Yes, there is an austerity about Sri Bhagavan’s teaching. He ever dwells in “the white radiance of eternity” and will not tint that light to suit our weak eyes. The utmost he will do is to rebuke those who jeer at the effects that result from the limitations of our vision. Once he declared that there was no difference between his teaching and that of Sri Ramakrishna Paramahamsa, that there could be none. And yet, we may not be wrong in believing that there is a difference between them, not in what they have taught, but in the manner of teaching it.

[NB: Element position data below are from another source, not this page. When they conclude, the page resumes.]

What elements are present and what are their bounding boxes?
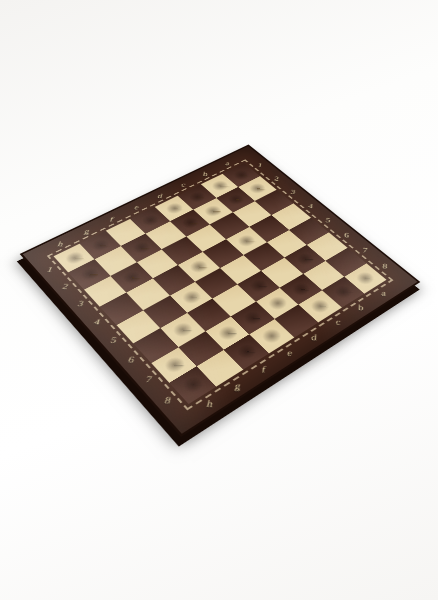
black-pawn-glyph: ♟ <box>293 236 322 263</box>
rank-label-4-left: 4 <box>301 197 319 216</box>
rank-label-2-left: 2 <box>267 170 285 188</box>
photo-backdrop: abcdefgh abcdefgh 87654321 87654321 ♜♞♝♚… <box>0 0 438 600</box>
black-knight-glyph: ♞ <box>175 350 218 390</box>
rank-label-5-left: 5 <box>319 211 337 231</box>
file-label-e-bottom: e <box>121 201 152 214</box>
file-label-d-bottom: d <box>145 190 176 202</box>
rank-label-8-left: 8 <box>376 256 394 278</box>
black-bishop-glyph: ♝ <box>302 271 345 311</box>
square-c4[interactable]: ♝ <box>227 227 267 255</box>
rank-label-5-right: 5 <box>101 328 127 354</box>
white-pawn-glyph: ♟ <box>120 253 150 281</box>
file-label-b-top: b <box>345 300 376 315</box>
white-pawn-glyph: ♟ <box>77 250 107 278</box>
rank-label-4-right: 4 <box>84 310 110 335</box>
white-bishop-glyph: ♝ <box>230 208 270 246</box>
file-label-h-bottom: h <box>44 237 78 251</box>
black-knight-glyph: ♞ <box>175 265 214 302</box>
white-pawn-glyph: ♟ <box>178 200 206 226</box>
file-label-g-bottom: g <box>71 225 104 238</box>
white-pawn-glyph: ♟ <box>129 224 158 251</box>
file-label-c-bottom: c <box>168 179 198 191</box>
rank-label-3-left: 3 <box>284 183 302 202</box>
black-pawn-glyph: ♟ <box>170 304 201 333</box>
black-pawn-glyph: ♟ <box>233 326 265 356</box>
file-label-a-bottom: a <box>213 158 241 169</box>
rank-label-6-left: 6 <box>337 225 355 245</box>
file-label-f-bottom: f <box>96 213 128 226</box>
file-label-b-bottom: b <box>191 168 220 180</box>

From every point in the orbit of spiritual life, Sri Ramakrishna Paramahamsa has beaten a path to the central illumination, whereas Sri Bhagavan rarely moves out of the centre. We need both these kinds of Teachers: those who assure us that we can advance even from where we are, and point to the near-by path that leads us from our various places; and those who warn us that we must advance and point to us the distant goal to which we must all journey, if we are to experience Reality. They both set the same goal and they both recognize the gradations of the spiritual ascent. Sri Bhagavan has not denied the values of relative life, but he is concerned only to tell us whence these values derive their validity, to assert the colourlessness of the light from which issue all colours.